Впрочем, никто и не собирался снова перемещать Романовых: не для этого их привезли в Екатеринбург…
…Еще 4 июля Голощекин отбыл в Москву к Свердлову для получения специнструкций, касающихся Николая II и его семьи. Он остановился на квартире у Свердлова и тут же был извещен по телелрафу Белобородовым о событиях в Екатеринбурге. Там новым комендантом Дома особого назначения стал чекист Юровский, а охрану из местных жителей заменили интернационалистами из чрезвычайки, которых все называли латышами. Голощекин вернулся из Москвы в Екатеринбург 14 июля, в канун казни.

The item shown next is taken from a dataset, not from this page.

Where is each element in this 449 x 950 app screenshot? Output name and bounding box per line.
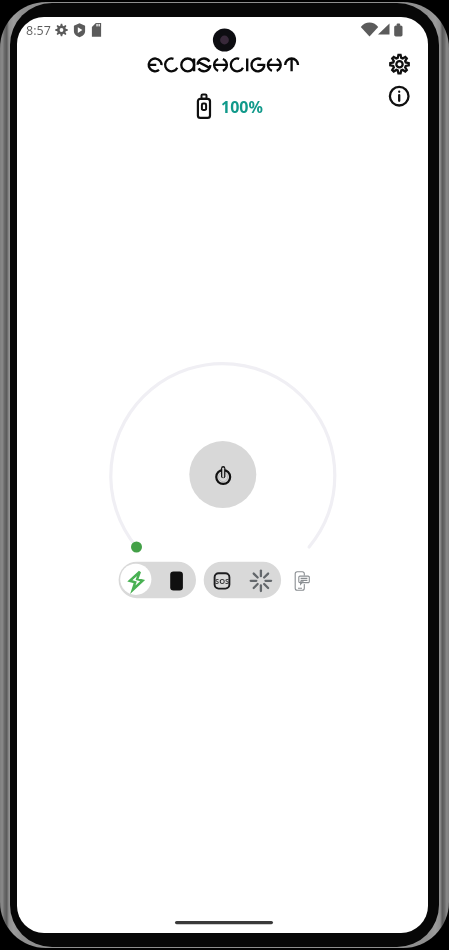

Его возвращение совпало по времени с рядом мер, предпринятых Юровским для подготовки убийства.
Заседание Екатеринбургского Совета в ночь на 17 июля 1918 года, якобы решившего участь Романовых, было не более чем обычной партийной инсценировкой, предназначенной для обмана «трудящихся масс». Юровский вспоминал:
«16. 7 была получена телеграмма из Перми на условном языке, содержащая приказ об истреблении Р-ых (Романовых)…
16-го в шесть часов вечера Филипп Г-н (Голощекин) предписал привести приказ в исполнение. В 12 часов должна была приехать машина для отвоза трупов…».[47]